Lately, there’s been a fairly consistent crowd for the Sunday morning rides, but they are clearly more fit than I. Little wonder considering the dearth of riding for me this year… but it does represent a challenge I’m up for. Anyway, a few weeks ago I had an abortive ride caused mostly by my being over-medicated in the blood pressure dept. following a significant change in diet. After 500ft of climbing I had to call it quits with my heart racing in my chest. No pain, but completely toast. I basically turned around after 5 miles, rolled back down the hill as far as I could, stopped to let my heart slow, and continuing. When I reached the bottom, after sitting still for fifteen minutes, I finally caught my breath and slowed my heart. Then, I rode some more, because while I was cooked, there was no pain, so I felt safe. The next day, with my Doctors consent I dropped the BP medication and haven’t looked back. The next ride had the leeway that comes along with only riding with one other person, but began to suggest that things were getting better.

Of course, there was a two week layoff from riding again (I simply can’t get my schedule together this year, yet. Maybe my boss can help me out…) so once again I had no idea how I was going to feel on a ride that I knew would have some steep climbing.

I started poorly as I left any hints of cash at home. I also forgot that the Park where we were starting starts collecting parking fees at 8. I was there two minutes after. Sigh. So I used an old trick that allows me to park free of cost, but does cause me to ride a short steep at the end of my ride in order to get to my car.

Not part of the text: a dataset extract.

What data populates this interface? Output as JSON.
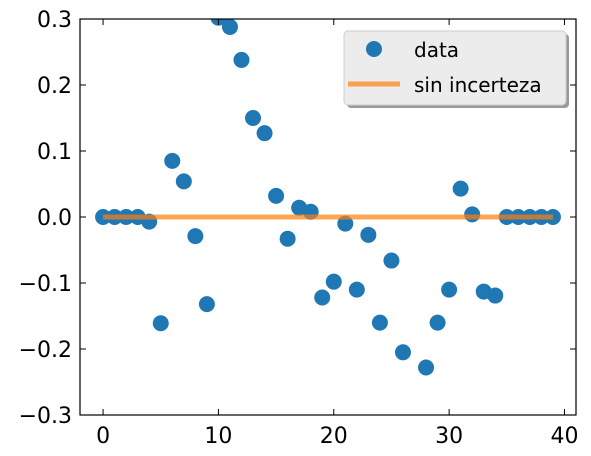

So I roll out for a warmup loop, carefully timed so that I’m at the starting point nicely warmed up when I realize that I’m not wearing my sunglasses. It’s not really a problem, but the glasses I had on are not nearly as protective, so I hustled up a bit and climbed back to the car, exchanged glasses and rolled back to the parking lot.

The climbing started shortly after we left. First good sign, I wasn’t completely off the back. Second good sign, I was close enough to stay with the group for about 15 miles before I finally hit a patch of climbing that separated me from the pack. Finally, there was one other person who was in roughly the same boat (while climbing) although better than I still, but close enough that we formed a gruppeto and made our way back. We were sorely tempted to bail and have my wife deliver us back to the start since we were very close to my house at the time, but I was determined not to bail. That’s a bad habit to get into.

In the end, we had a great ride back, and another frien we met in the parking lot was kind enough to toss my bike in his van and drive me up the last incline. I was cooked, but in a far better way. And while I climbed slowly, I never redlined or got to the point where I needed to stop. Good stuff. Now to continue to build on my dropping weight and increasing fitness.